Laurie Leshin, University Professor for Space Futures at ASU and former director of the Jet Propulsion Laboratory, was the keynote speaker in the afternoon session and mentioned coaching and know-how wants a 3rd leg for the house trade to thrive. She described it as FITS: frictionless innovation and translation at scale.
Leshin mentioned the house trade wants to maneuver away from being a government-owned system with antiquated procurement guidelines to a nimbler trade that may flip analysis and growth into sensible makes use of.
“We have to move faster and we have to move smarter,” Leshin mentioned. “I think we should all be thinking about what are some new models of how we can have lots of individual innovation, but bringing it together to make sure that it crosses the finish line and is strongly supported.”
Universities like ASU can play a essential position in the course of, she mentioned, noting how ASU has turn into a foundational anchor in the microelectronics trade with amenities like MacroTechnology Works that enable school, college students and trade companions to collaborate on analysis and growth and pilot manufacturing.
“Imagine something like this for development, quickly prototyping and flight of space technology,” Leshin mentioned. “Could we do it?
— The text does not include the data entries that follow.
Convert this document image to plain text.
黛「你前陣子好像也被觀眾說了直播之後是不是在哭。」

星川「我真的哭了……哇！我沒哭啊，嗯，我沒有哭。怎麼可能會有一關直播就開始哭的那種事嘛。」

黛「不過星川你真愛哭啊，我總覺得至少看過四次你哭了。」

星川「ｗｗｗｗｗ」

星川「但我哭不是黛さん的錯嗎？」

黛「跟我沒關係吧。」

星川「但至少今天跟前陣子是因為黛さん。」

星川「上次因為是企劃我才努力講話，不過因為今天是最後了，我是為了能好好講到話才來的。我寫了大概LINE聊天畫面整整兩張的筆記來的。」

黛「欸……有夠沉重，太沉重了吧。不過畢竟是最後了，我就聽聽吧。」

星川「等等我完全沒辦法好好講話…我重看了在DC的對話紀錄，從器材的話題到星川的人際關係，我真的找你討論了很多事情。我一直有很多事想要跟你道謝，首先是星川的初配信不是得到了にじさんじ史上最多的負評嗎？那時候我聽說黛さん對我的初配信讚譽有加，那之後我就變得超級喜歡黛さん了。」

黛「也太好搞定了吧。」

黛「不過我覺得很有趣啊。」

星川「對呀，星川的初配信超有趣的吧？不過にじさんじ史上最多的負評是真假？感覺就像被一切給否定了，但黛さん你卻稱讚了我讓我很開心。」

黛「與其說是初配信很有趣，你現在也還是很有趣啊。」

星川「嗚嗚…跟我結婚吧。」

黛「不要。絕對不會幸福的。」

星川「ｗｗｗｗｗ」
I think we can.”
In his remarks, Kelly mentioned the house trade is at an inflection level. Countries like China, Kelly mentioned, are investing aggressively in superior aerospace capabilities, understanding that “whoever leads in space will help define the future global economy and the future security environment.”
“The question for us,” Kelly added, “is whether the United States is prepared to meet that challenge.”
Kelly mentioned the U.S. should meet 4 challenges:
- Sustain federal funding in analysis and growth and breakthrough applied sciences
- Strengthen the pipeline of expertise coming into the aerospace workforce: “That means supporting STEM education and investing in research institutions like ASU, ensuring that students see a future for themselves in science, engineering, high-end manufacturing and national security,” he mentioned.
- Build smarter partnerships between authorities and the non-public sector
- Strengthen the home industrial base
“The supply chain vulnerabilities we’ve seen in recent years should be a wake-up call,” Kelly mentioned. “If we want to maintain leadership in aerospace and defense, critical technologies and manufacturing capabilities need to remain here in the United States.”
The problem is obvious, Kelly mentioned. So is the promise.
“If we can get this next chapter right,” Kelly mentioned, “it can continue to strengthen our economy, our national security and our leadership around the world for decades to come.”